So before all of you grammar people start freaking out, yes I do know that the verbage should be "Jonah and I, we both agree," or perhaps "Jonah and I agree." But let's be honest, my way is catchier, and it rhymes!! :)
Anyway, so today in our staff meeting David gave a devo about the story of Jonah. He talked about how Jonah had such a bad attitude with what God was asking him to do. This is what I remember from the devo...of course these are my words, not David's! Jonah got frustrated when the people repented. He got even more frustrated when God had compassion on them. He became indignant and decided to pout out in the desert. Then when God was kind enough to give him some shade, he started to perk up. But God sent a worm to eat the the perty plant, and it withered and died, which merely caused Jonah to throw a hissy fit about how God took away his blankie. "It's hot, God! It's sunny, God! I just wanna die, God!" Waa, waa, waa.
God asks Jonah something very important that struck me today. "Do you have a right to be angry about the vine?"
Wow. I mean, seriously. Do you hear the importance of this question? As David was giving his devo, all I could think about was that sometimes things happen around us that have nothing really to do with us. I wish I could explain this better, but suffice it to say that sometimes God sends us to spread His Word and share His Message, and our job is not to sit around and cast judgment on the people hearing the message, or even to be there to reap the harvest of that message.

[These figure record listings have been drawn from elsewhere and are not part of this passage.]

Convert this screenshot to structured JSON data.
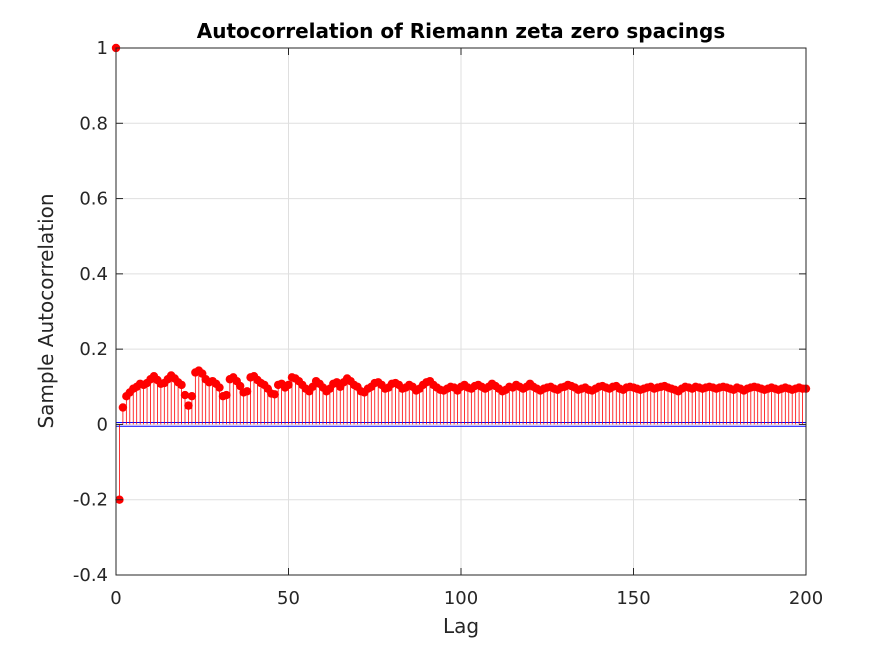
{
  "chart_data": {
    "type": "stem",
    "title": "Autocorrelation of Riemann zeta zero spacings",
    "xlabel": "Lag",
    "ylabel": "Sample Autocorrelation",
    "xlim": [
      0,
      200
    ],
    "ylim": [
      -0.4,
      1
    ],
    "xticks": [
      0,
      50,
      100,
      150,
      200
    ],
    "xtick_labels": [
      "0",
      "50",
      "100",
      "150",
      "200"
    ],
    "yticks": [
      -0.4,
      -0.2,
      0,
      0.2,
      0.4,
      0.6,
      0.8,
      1
    ],
    "ytick_labels": [
      "-0.4",
      "-0.2",
      "0",
      "0.2",
      "0.4",
      "0.6",
      "0.8",
      "1"
    ],
    "grid": true,
    "stem_color": "#ff0000",
    "bound_color": "#0000ff",
    "confidence_bounds": [
      0.005,
      -0.005
    ],
    "x": [
      0,
      1,
      2,
      3,
      4,
      5,
      6,
      7,
      8,
      9,
      10,
      11,
      12,
      13,
      14,
      15,
      16,
      17,
      18,
      19,
      20,
      21,
      22,
      23,
      24,
      25,
      26,
      27,
      28,
      29,
      30,
      31,
      32,
      33,
      34,
      35,
      36,
      37,
      38,
      39,
      40,
      41,
      42,
      43,
      44,
      45,
      46,
      47,
      48,
      49,
      50,
      51,
      52,
      53,
      54,
      55,
      56,
      57,
      58,
      59,
      60,
      61,
      62,
      63,
      64,
      65,
      66,
      67,
      68,
      69,
      70,
      71,
      72,
      73,
      74,
      75,
      76,
      77,
      78,
      79,
      80,
      81,
      82,
      83,
      84,
      85,
      86,
      87,
      88,
      89,
      90,
      91,
      92,
      93,
      94,
      95,
      96,
      97,
      98,
      99,
      100,
      101,
      102,
      103,
      104,
      105,
      106,
      107,
      108,
      109,
      110,
      111,
      112,
      113,
      114,
      115,
      116,
      117,
      118,
      119,
      120,
      121,
      122,
      123,
      124,
      125,
      126,
      127,
      128,
      129,
      130,
      131,
      132,
      133,
      134,
      135,
      136,
      137,
      138,
      139,
      140,
      141,
      142,
      143,
      144,
      145,
      146,
      147,
      148,
      149,
      150,
      151,
      152,
      153,
      154,
      155,
      156,
      157,
      158,
      159,
      160,
      161,
      162,
      163,
      164,
      165,
      166,
      167,
      168,
      169,
      170,
      171,
      172,
      173,
      174,
      175,
      176,
      177,
      178,
      179,
      180,
      181,
      182,
      183,
      184,
      185,
      186,
      187,
      188,
      189,
      190,
      191,
      192,
      193,
      194,
      195,
      196,
      197,
      198,
      199,
      200
    ],
    "values": [
      1.0,
      -0.2,
      0.045,
      0.075,
      0.085,
      0.095,
      0.1,
      0.108,
      0.105,
      0.11,
      0.12,
      0.128,
      0.118,
      0.108,
      0.11,
      0.12,
      0.13,
      0.122,
      0.112,
      0.105,
      0.078,
      0.05,
      0.075,
      0.138,
      0.143,
      0.135,
      0.12,
      0.112,
      0.115,
      0.108,
      0.098,
      0.075,
      0.078,
      0.12,
      0.125,
      0.115,
      0.102,
      0.085,
      0.088,
      0.125,
      0.128,
      0.118,
      0.11,
      0.105,
      0.095,
      0.082,
      0.08,
      0.105,
      0.108,
      0.098,
      0.105,
      0.125,
      0.122,
      0.115,
      0.105,
      0.095,
      0.088,
      0.1,
      0.115,
      0.108,
      0.098,
      0.088,
      0.095,
      0.108,
      0.112,
      0.1,
      0.112,
      0.122,
      0.115,
      0.105,
      0.1,
      0.088,
      0.085,
      0.095,
      0.1,
      0.11,
      0.112,
      0.105,
      0.095,
      0.098,
      0.108,
      0.11,
      0.105,
      0.095,
      0.098,
      0.105,
      0.1,
      0.09,
      0.095,
      0.105,
      0.112,
      0.115,
      0.105,
      0.098,
      0.092,
      0.09,
      0.095,
      0.1,
      0.098,
      0.09,
      0.1,
      0.105,
      0.098,
      0.095,
      0.102,
      0.105,
      0.1,
      0.095,
      0.1,
      0.108,
      0.102,
      0.095,
      0.088,
      0.092,
      0.1,
      0.098,
      0.105,
      0.1,
      0.095,
      0.1,
      0.108,
      0.1,
      0.095,
      0.09,
      0.095,
      0.098,
      0.1,
      0.095,
      0.092,
      0.098,
      0.1,
      0.105,
      0.102,
      0.098,
      0.092,
      0.095,
      0.098,
      0.092,
      0.09,
      0.095,
      0.1,
      0.102,
      0.098,
      0.095,
      0.1,
      0.102,
      0.095,
      0.092,
      0.098,
      0.1,
      0.098,
      0.095,
      0.092,
      0.095,
      0.098,
      0.1,
      0.095,
      0.098,
      0.1,
      0.102,
      0.098,
      0.095,
      0.092,
      0.088,
      0.095,
      0.1,
      0.098,
      0.095,
      0.1,
      0.098,
      0.095,
      0.098,
      0.1,
      0.098,
      0.095,
      0.098,
      0.1,
      0.098,
      0.095,
      0.092,
      0.098,
      0.095,
      0.09,
      0.095,
      0.098,
      0.1,
      0.098,
      0.095,
      0.092,
      0.095,
      0.098,
      0.095,
      0.092,
      0.095,
      0.098,
      0.095,
      0.092,
      0.095,
      0.098,
      0.095,
      0.095
    ]
  }
}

Sometimes our job is just to share and trust that the God of the universe and Creator of all things knows what He is doing.
"Do you have a right to be angry about the vine?"

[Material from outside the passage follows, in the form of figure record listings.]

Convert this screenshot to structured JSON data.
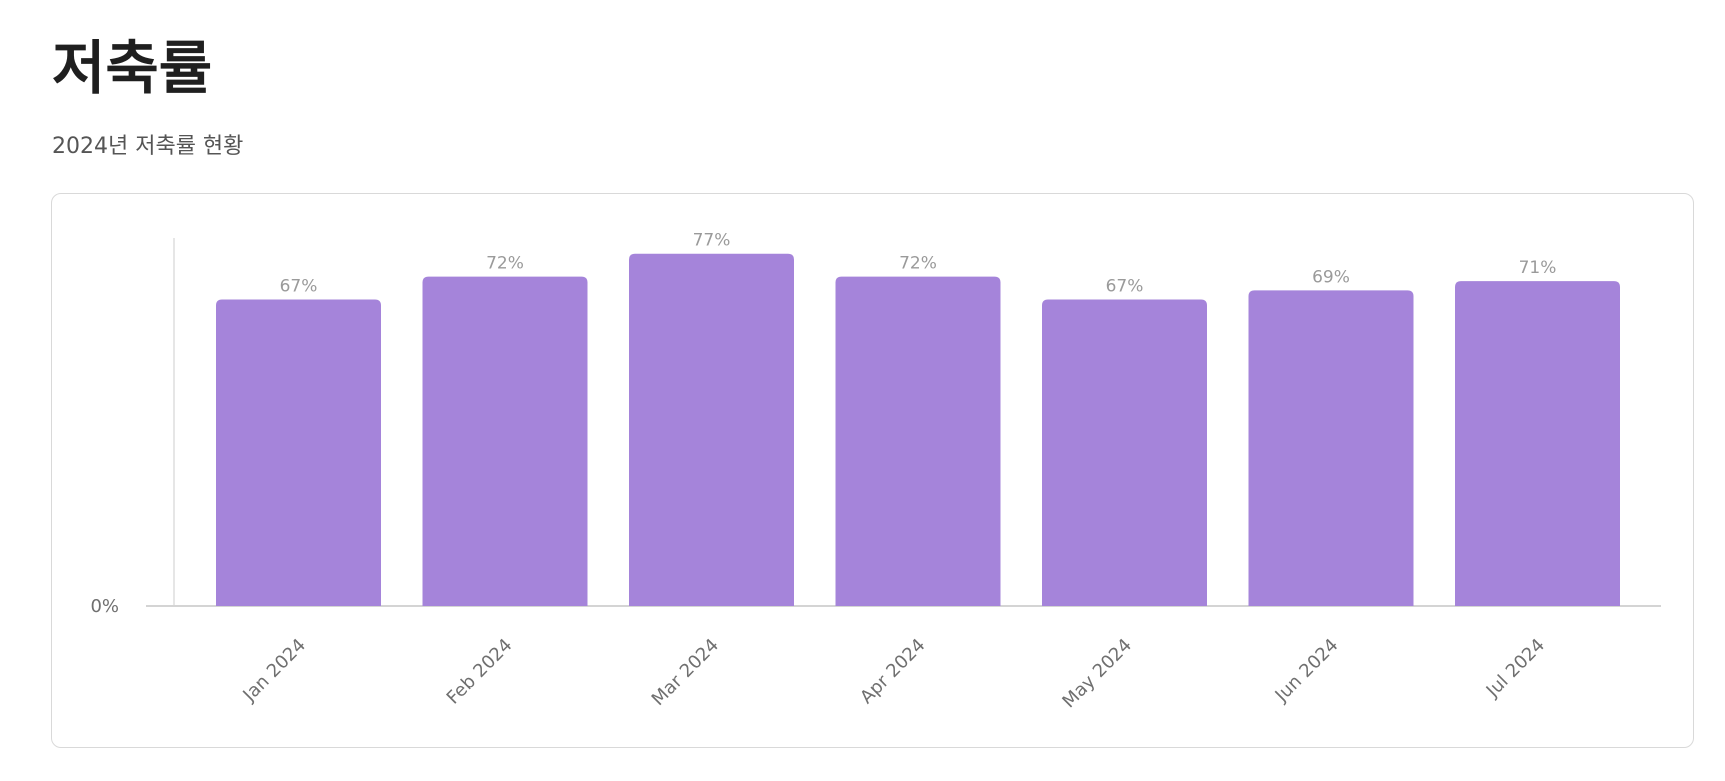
{
  "header": {
    "title": "저축률",
    "subtitle": "2024년 저축률 현황"
  },
  "chart_data": {
    "type": "bar",
    "categories": [
      "Jan 2024",
      "Feb 2024",
      "Mar 2024",
      "Apr 2024",
      "May 2024",
      "Jun 2024",
      "Jul 2024"
    ],
    "values": [
      67,
      72,
      77,
      72,
      67,
      69,
      71
    ],
    "data_labels": [
      "67%",
      "72%",
      "77%",
      "72%",
      "67%",
      "69%",
      "71%"
    ],
    "y_ticks": [
      "0%"
    ],
    "ylim": [
      0,
      80
    ],
    "bar_color": "#a584da",
    "grid": false,
    "legend": "none"
  }
}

There were more than a hundred and twenty thousand people who don't know their left hand from their right hand in the city of Nineveh. There were people who needed to hear God's message that had never heard it before. Had Jonah not gone to Nineveh, those people would have died without having ever heard of the Creator God. This just gets to me. How often have I said, "No," to God because I don't want to do something. It may not have even been an audible, "NO," maybe it was just my own non-action.
"Do you have a right to be angry about the vine?"